Sussing out the reliability of a restaurant review abroad can be trickier than when you’re at home. Photo: Getty Images

We think • December 2014

There’s an art to deciphering restaurant reviews

Emma
Emma Sturgess

@emmasturgess

Whether it’s a critique in your local magazine or a comment you’ve read on Twitter, decoding a food review can be as challenging as dealing with the indigestion you might get from ignoring a bad one. Food writer and restaurant critic for The Guardian, Emma Sturgess, shares her tips on how to identify the ones worth reading

Can you trust restaurant reviews? Well, one man’s meat is another man’s poison. And one restaurant critic’s creative, boundary-pushing 16-course tasting menu is another critic’s colossal waste of time. Yes, in common with customers the world over, different food columnists enjoy different things. And in order to gain something more than five minutes of diversion – something, perhaps, like a good restaurant recommendation – from their excellent work, you can’t rely on just anyone. You need a reviewer who likes what you like.

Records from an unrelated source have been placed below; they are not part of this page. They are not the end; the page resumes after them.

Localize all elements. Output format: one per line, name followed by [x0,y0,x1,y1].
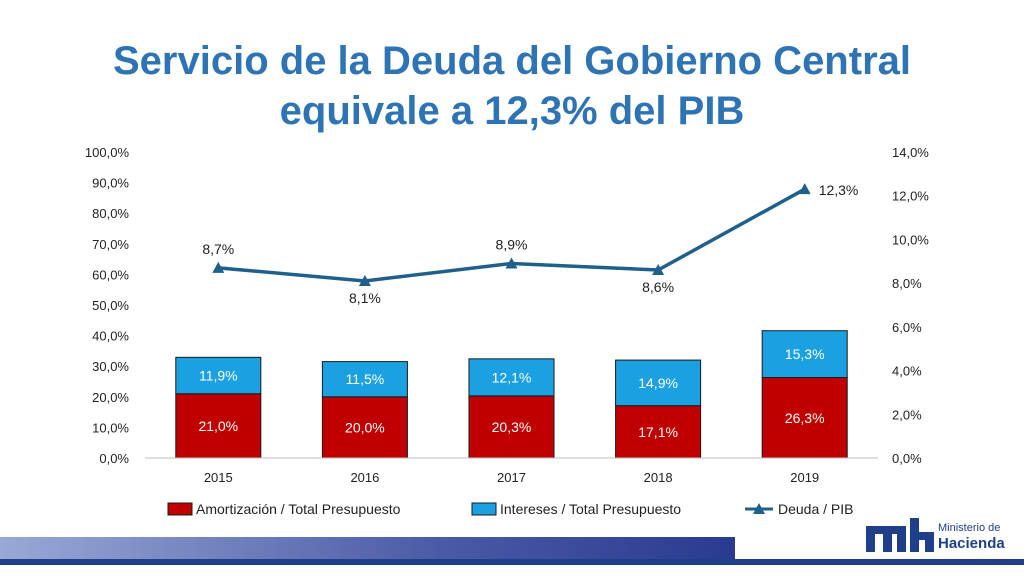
line-data-label: 8,7% [202,241,234,257]
x-tick-label: 2019 [790,470,819,485]
y-left-tick-label: 100,0% [85,145,130,160]
title-line-1: Servicio de la Deuda del Gobierno Centra… [113,39,911,83]
legend-swatch-intereses [471,502,497,516]
line-data-label: 8,6% [642,279,674,295]
y-left-tick-label: 80,0% [92,206,129,221]
y-left-tick-label: 30,0% [92,359,129,374]
y-right-tick-label: 6,0% [892,320,922,335]
logo-text-ministerio: Ministerio de [938,522,1001,534]
deuda-pib-marker [798,183,811,195]
bar-data-label: 21,0% [198,418,238,434]
bar-data-label: 11,9% [199,368,238,384]
y-left-tick-label: 10,0% [92,420,129,435]
x-tick-label: 2018 [644,470,673,485]
legend-swatch-amortizacion [167,502,193,516]
y-left-tick-label: 70,0% [92,237,129,252]
line-data-label: 8,9% [496,236,528,252]
x-tick-label: 2015 [204,470,233,485]
bar-data-label: 12,1% [492,369,532,385]
y-left-tick-label: 90,0% [92,176,129,191]
line-data-label: 8,1% [349,290,381,306]
logo-text-hacienda: Hacienda [938,535,1005,552]
y-left-tick-label: 60,0% [92,267,129,282]
y-left-tick-label: 40,0% [92,329,129,344]
x-tick-label: 2016 [350,470,379,485]
legend-label-intereses: Intereses / Total Presupuesto [500,501,681,517]
bar-data-label: 14,9% [638,375,678,391]
deuda-pib-marker [212,261,225,273]
bar-data-label: 20,0% [345,419,385,435]
deuda-pib-marker [652,264,665,276]
footer-gradient-bar [0,537,735,559]
bar-data-label: 26,3% [785,410,825,426]
legend-label-deuda-pib: Deuda / PIB [778,501,854,517]
y-right-tick-label: 8,0% [892,276,922,291]
bar-intereses [321,361,408,398]
deuda-pib-marker [358,274,371,286]
x-tick-label: 2017 [497,470,526,485]
y-right-tick-label: 10,0% [892,232,929,247]
deuda-pib-marker [505,257,518,269]
page-title: Servicio de la Deuda del Gobierno Centra… [0,36,1024,136]
bar-amortizacion [468,395,555,459]
bar-intereses [761,330,848,379]
bar-intereses [615,359,702,407]
mh-logo-icon [866,518,934,552]
bar-data-label: 20,3% [492,419,532,435]
line-data-label: 12,3% [819,182,859,198]
legend-label-amortizacion: Amortización / Total Presupuesto [196,501,401,517]
footer-line [0,559,1024,565]
y-right-tick-label: 14,0% [892,145,929,160]
bar-intereses [175,356,262,395]
bar-intereses [468,358,555,397]
y-left-tick-label: 50,0% [92,298,129,313]
bar-amortizacion [615,405,702,459]
y-left-tick-label: 0,0% [99,451,129,466]
y-right-tick-label: 2,0% [892,407,922,422]
ministry-logo: Ministerio de Hacienda [866,516,1006,556]
bar-data-label: 15,3% [785,346,825,362]
title-line-2: equivale a 12,3% del PIB [279,89,745,133]
bar-data-label: 11,5% [346,371,385,387]
bar-data-label: 17,1% [638,424,678,440]
legend-marker-deuda-pib [753,503,765,514]
y-right-tick-label: 0,0% [892,451,922,466]
y-right-tick-label: 12,0% [892,189,929,204]
y-left-tick-label: 20,0% [92,390,129,405]
bar-amortizacion [321,396,408,459]
y-right-tick-label: 4,0% [892,364,922,379]
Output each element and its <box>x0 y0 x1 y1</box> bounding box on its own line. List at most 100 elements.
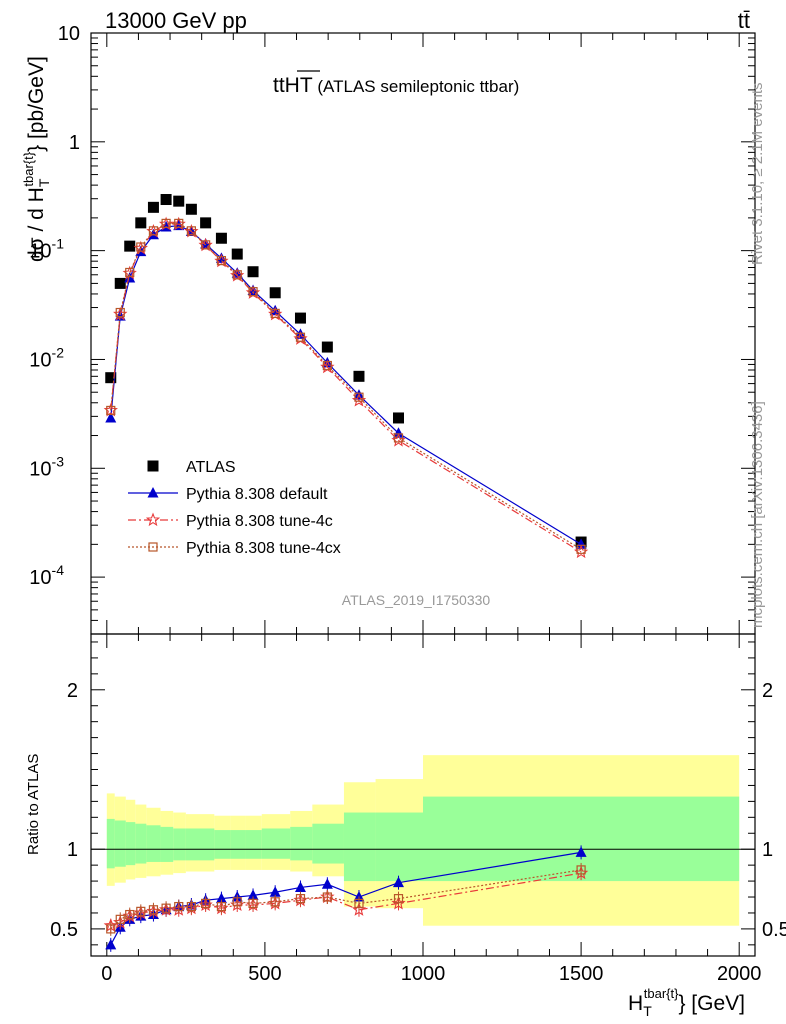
ratio-y-tick-labels: 0.5 0.5 1 1 2 2 <box>50 680 786 941</box>
green-band-bin <box>114 820 126 867</box>
atlas-point <box>173 195 185 207</box>
tune4cx-point <box>136 242 146 252</box>
tune4cx-point <box>248 287 258 297</box>
default-point <box>294 881 306 892</box>
default-point <box>105 938 117 950</box>
main-series-line <box>110 223 582 553</box>
x-tick-label: 2000 <box>717 963 762 985</box>
tune4cx-point <box>216 255 227 266</box>
green-band-bin <box>173 828 186 861</box>
ratio-y-label: Ratio to ATLAS <box>25 754 42 855</box>
ratio-y-tick-label-right: 2 <box>762 680 773 702</box>
atlas-point <box>247 266 259 278</box>
atlas-point <box>353 370 365 382</box>
ratio-y-tick-label: 0.5 <box>50 919 78 941</box>
tune4cx-point <box>270 308 280 319</box>
tune4cx-point <box>201 898 211 908</box>
ratio-series-line <box>110 869 582 930</box>
ratio-series-line <box>110 872 582 927</box>
tune4cx-point <box>115 914 125 924</box>
atlas-point <box>200 217 212 229</box>
tune4cx-point <box>393 433 404 443</box>
main-y-tick-label: 10-3 <box>29 453 64 480</box>
plot-title: ttHT (ATLAS semileptonic ttbar) <box>273 74 519 97</box>
green-band-bin <box>375 812 423 882</box>
main-y-tick-label: 10-2 <box>29 344 64 371</box>
atlas-point <box>114 277 126 289</box>
atlas-point <box>105 372 117 384</box>
header-left: 13000 GeV pp <box>105 8 247 33</box>
axis-ticks <box>91 32 755 956</box>
default-point <box>392 876 404 888</box>
analysis-id: ATLAS_2019_I1750330 <box>342 592 491 608</box>
atlas-point <box>215 232 227 244</box>
data-series <box>103 194 589 952</box>
tune4cx-point <box>232 897 242 907</box>
tune4cx-point <box>322 892 332 902</box>
tune4cx-point <box>322 360 332 371</box>
default-point <box>215 252 227 263</box>
tune4cx-point <box>295 332 306 342</box>
tune4cx-point <box>106 924 116 934</box>
atlas-point <box>147 201 159 213</box>
tune4cx-point <box>115 307 125 318</box>
x-tick-label: 500 <box>248 963 281 985</box>
tune4cx-point <box>576 865 586 875</box>
default-point <box>215 892 227 904</box>
atlas-point <box>269 287 281 299</box>
tune4cx-point <box>354 392 364 402</box>
tune4cx-point <box>270 897 280 907</box>
tune4cx-point <box>136 906 146 916</box>
main-y-tick-label: 10 <box>58 23 80 45</box>
tune4cx-point <box>148 226 159 236</box>
x-tick-label: 1000 <box>401 963 446 985</box>
main-y-label: dσ / d HTtbar{t}} [pb/GeV] <box>21 56 52 262</box>
tune4cx-point <box>354 898 364 908</box>
tune4cx-point <box>161 903 171 913</box>
green-band-bin <box>312 823 344 864</box>
legend: ATLAS Pythia 8.308 default Pythia 8.308 tu… <box>128 459 341 557</box>
x-tick-labels: 0 500 1000 1500 2000 <box>101 963 761 985</box>
legend-label: Pythia 8.308 tune-4c <box>186 513 333 530</box>
x-tick-label: 1500 <box>559 963 604 985</box>
uncertainty-bands <box>106 755 740 926</box>
rivet-label: Rivet 3.1.10, ≥ 2.1M events <box>749 83 766 266</box>
green-band-bin <box>185 828 199 861</box>
green-band-bin <box>230 830 246 859</box>
ratio-y-tick-label: 2 <box>67 680 78 702</box>
green-band-bin <box>146 825 161 862</box>
atlas-point <box>321 341 333 353</box>
tune4cx-point <box>161 218 171 228</box>
default-point <box>231 267 243 278</box>
atlas-point <box>147 460 159 472</box>
green-band-bin <box>290 826 313 861</box>
tune4cx-point <box>232 270 242 280</box>
default-point <box>105 411 117 423</box>
tune4cx-point <box>201 240 211 250</box>
x-axis-label: HTtbar{t}} [GeV] <box>628 986 745 1019</box>
green-band-bin <box>135 823 147 864</box>
green-band-bin <box>160 826 174 862</box>
atlas-point <box>135 217 147 229</box>
tune4cx-point <box>106 405 116 416</box>
atlas-point <box>231 248 243 260</box>
default-point <box>575 846 587 857</box>
tune4cx-point <box>174 218 184 228</box>
green-band-bin <box>343 812 376 882</box>
legend-label: Pythia 8.308 tune-4cx <box>186 540 341 557</box>
default-point <box>575 538 587 549</box>
tune4cx-point <box>295 894 306 904</box>
default-point <box>247 889 259 900</box>
green-band-bin <box>106 818 115 869</box>
main-y-tick-label: 1 <box>69 132 80 154</box>
atlas-point <box>294 312 306 324</box>
tune4cx-point <box>186 901 196 912</box>
tune4cx-point <box>148 542 158 552</box>
atlas-point <box>185 203 197 215</box>
ratio-y-tick-label-right: 1 <box>762 839 773 861</box>
green-band-bin <box>245 830 262 859</box>
tune4cx-point <box>148 905 159 915</box>
atlas-point <box>392 412 404 424</box>
main-y-tick-label: 10-1 <box>29 236 64 263</box>
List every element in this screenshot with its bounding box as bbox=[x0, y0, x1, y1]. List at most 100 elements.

Of course, tuning into a critic (a traditional, experienced one, with an expense account, a weekly feature and a selection of aliases for table-booking purposes) is easier on home turf. If you dabble even lightly in restaurant spoddery, have a well-developed Google finger or a relationship (business only) with the newsagent, you’ll be familiar with your local writers and their peccadilloes.

In the UK, there are critics whose favourite restaurants will almost certainly be yours if you a) really, really like pork; b) prefer scoping out your fellow diners to actually eating; c) dislike bloated, egomaniacal multi-course menus or d) secretly worry that no one likes you. The more you read them, trying out their choices where you can, the easier it’ll be to know whether that hidden ramen joint, old-school French brasserie or sexy hotel dining room is for you. And that, just like a pile of ribs smoked low and slow or a fully laden cheese chariot, is known as a result.

When you’re away from home, things get trickier. You can’t find a good dinner abroad by lazily flicking through your usual papers. Apart from anything else, some travel writers, bless them, will eat anything. You have to put your back into it.

Inset

Decode the good from the bad by looking out for Twitter feedback and blogs – unless they use the word ‘nom’

Restaurant guide books are one way, though be aware that they have favourites, too. Michelin’s international reach is great, but it has a reputation for falling much too easily for second restaurants from chefs who already hold stars, not demoting declining restaurants quickly enough and failing to recognise the potential in new businesses. For faster-moving feedback, you’ll be needing the internet. And time to read most of it.

My favourite way of finding a good restaurant in unfamiliar territory is to research like mad, collating opinions until I decide they can’t all be wrong about, say, Hot Doug’s encased meat emporium in Chicago (now, sadly, closed).

Check local media for favourites and recent reviews. Search Twitter for feedback on them, especially from someone you respect; travelling cookbook writers make useful recommendations because they are always looking for good ideas. Blogs can be brilliant, though avoid anyone who uses the term ‘nom’ or doesn’t declare freebies. If you don’t read the language, look for expat bloggers: in Rome, Katie Parla is the definitive passionate guide. And if you really don’t have time to invest in snaring a reliably good dinner, you could always walk down the street, have a look at a few menus and take your chances. Just don’t blame me if you get indigestion.